We've been four times in the last four years - so we obviously love the IoW! First time was towing our caravan and staying on a CL at Freshwater - great time, but the cost of the ferry was high in relation to the distance.

Since then we've used the Red Funnel 5-night special, and I can't see why anybody should think that expensive - it's about £120 for five nights including ferry (otherwise about £90 each each) and five nights with hookup at a choice of sites. Works out cheaper than paying the sites direct, so effectively you get the ferry for free.

We tried The Orchards first and it was OK, but it meant a longish trip to get to Newport, Shanklin and the beaches around there. Next two times we stayed at Southland, which is one of hte best sites we've ever stayed on. Shame it's now gone to the Caravan Club, so the special deal is off.

To be honest, although the roads are a bit rough in places we've never had much bother driving around and parking (Bessie is 7.2 metres long, but not as wide as modern vans) and the traffic is generally light.

Go for it would be my advice - plenty to see and do, and the overall 'feel' is like going back to the England of about 25-30 years ago.

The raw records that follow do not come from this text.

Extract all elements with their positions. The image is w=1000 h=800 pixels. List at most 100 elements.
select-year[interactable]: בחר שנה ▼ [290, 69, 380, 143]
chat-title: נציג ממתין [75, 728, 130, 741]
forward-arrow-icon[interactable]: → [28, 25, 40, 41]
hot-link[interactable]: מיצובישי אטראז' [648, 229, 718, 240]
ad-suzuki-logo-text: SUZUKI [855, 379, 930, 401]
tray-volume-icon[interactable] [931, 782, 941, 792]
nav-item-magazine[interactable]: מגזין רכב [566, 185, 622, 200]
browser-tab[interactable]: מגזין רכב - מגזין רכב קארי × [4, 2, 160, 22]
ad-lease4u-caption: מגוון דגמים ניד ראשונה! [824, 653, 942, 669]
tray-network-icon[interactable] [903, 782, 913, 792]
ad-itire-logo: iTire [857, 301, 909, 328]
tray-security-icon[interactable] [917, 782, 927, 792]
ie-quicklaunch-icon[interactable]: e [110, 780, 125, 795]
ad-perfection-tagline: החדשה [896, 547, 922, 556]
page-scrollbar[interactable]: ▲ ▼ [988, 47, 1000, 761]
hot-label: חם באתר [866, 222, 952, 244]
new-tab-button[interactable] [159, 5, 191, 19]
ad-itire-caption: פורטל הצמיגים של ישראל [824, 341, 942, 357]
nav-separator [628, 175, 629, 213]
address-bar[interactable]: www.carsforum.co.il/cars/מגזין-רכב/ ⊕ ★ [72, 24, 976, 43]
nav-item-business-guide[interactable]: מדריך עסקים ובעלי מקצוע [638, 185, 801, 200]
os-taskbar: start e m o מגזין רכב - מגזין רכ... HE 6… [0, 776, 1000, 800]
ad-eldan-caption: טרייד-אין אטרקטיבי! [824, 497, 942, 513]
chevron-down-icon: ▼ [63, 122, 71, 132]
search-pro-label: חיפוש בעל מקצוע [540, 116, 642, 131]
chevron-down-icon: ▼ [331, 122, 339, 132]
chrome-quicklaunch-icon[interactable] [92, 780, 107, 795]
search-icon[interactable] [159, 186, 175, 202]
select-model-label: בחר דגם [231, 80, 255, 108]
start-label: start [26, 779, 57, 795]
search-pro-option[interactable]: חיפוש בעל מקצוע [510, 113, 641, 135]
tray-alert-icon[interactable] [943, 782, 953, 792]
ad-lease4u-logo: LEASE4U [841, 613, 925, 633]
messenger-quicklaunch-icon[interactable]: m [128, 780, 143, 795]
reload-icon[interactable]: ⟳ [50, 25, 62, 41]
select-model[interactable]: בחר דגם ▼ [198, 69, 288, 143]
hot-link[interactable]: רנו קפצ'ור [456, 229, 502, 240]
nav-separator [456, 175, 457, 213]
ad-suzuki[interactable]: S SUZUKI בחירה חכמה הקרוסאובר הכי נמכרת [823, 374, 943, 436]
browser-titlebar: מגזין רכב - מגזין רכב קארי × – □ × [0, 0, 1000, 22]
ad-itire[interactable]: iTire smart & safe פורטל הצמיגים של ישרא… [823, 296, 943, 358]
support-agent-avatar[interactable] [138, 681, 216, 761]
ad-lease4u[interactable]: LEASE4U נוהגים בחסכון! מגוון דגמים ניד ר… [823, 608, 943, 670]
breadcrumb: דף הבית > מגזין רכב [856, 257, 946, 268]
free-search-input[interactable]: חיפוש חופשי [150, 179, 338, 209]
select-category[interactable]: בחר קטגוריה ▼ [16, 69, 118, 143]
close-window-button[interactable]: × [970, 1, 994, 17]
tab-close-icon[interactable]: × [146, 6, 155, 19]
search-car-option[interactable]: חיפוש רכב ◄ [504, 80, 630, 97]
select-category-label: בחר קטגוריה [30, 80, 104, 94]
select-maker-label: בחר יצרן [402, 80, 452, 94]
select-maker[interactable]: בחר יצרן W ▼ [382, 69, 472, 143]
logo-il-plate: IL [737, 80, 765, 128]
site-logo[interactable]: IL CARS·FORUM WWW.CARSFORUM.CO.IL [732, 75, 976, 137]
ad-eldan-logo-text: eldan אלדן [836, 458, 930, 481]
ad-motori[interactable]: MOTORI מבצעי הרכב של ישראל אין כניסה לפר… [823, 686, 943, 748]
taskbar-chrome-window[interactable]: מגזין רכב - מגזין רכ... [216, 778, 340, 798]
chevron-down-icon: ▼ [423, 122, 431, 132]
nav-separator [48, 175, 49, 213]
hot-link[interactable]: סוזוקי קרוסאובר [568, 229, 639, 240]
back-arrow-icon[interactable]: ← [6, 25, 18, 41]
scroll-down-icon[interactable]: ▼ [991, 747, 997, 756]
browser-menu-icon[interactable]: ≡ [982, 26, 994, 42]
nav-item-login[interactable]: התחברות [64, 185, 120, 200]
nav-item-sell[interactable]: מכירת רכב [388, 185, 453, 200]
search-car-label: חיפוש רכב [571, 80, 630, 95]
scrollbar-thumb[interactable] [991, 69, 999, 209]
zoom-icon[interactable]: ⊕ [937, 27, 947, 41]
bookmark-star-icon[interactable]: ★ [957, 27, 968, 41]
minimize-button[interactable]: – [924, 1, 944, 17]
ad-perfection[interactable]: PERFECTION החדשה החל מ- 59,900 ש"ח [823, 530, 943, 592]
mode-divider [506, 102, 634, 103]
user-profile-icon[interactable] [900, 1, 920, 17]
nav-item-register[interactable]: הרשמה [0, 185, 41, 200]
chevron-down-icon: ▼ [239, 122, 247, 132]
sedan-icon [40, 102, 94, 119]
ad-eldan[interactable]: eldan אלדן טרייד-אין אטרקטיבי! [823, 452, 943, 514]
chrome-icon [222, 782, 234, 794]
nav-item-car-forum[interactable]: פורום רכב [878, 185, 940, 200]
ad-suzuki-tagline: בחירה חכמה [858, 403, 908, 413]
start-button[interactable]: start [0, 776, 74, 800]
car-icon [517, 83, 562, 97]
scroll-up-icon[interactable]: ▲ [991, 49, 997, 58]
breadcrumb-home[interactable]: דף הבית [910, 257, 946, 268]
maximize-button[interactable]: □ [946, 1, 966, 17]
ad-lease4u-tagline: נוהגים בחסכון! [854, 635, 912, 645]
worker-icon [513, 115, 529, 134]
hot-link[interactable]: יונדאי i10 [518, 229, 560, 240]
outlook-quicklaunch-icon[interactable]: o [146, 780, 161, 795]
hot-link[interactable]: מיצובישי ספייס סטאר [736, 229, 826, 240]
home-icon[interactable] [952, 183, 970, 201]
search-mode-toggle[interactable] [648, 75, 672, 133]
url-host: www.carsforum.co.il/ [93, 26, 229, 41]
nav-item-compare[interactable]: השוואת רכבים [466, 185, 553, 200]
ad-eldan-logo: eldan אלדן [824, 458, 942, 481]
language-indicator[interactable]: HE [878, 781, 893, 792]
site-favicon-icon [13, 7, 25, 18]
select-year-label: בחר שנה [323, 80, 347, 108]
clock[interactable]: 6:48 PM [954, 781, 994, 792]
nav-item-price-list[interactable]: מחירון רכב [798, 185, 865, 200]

Lovely!


----------



## zappy61 (May 1, 2005)

Yep thanks again.

Southlands was the one we really fancied but the Barn looks nice (thanks Keith) but as you say Southlands is out of the Red Funnel special. I can't make any sence out of the ferry booking choices they don't seem to cater for a M/H with a toad! So I think a phone call tomorrow to check prices is the answer.

Regards,

Graham


----------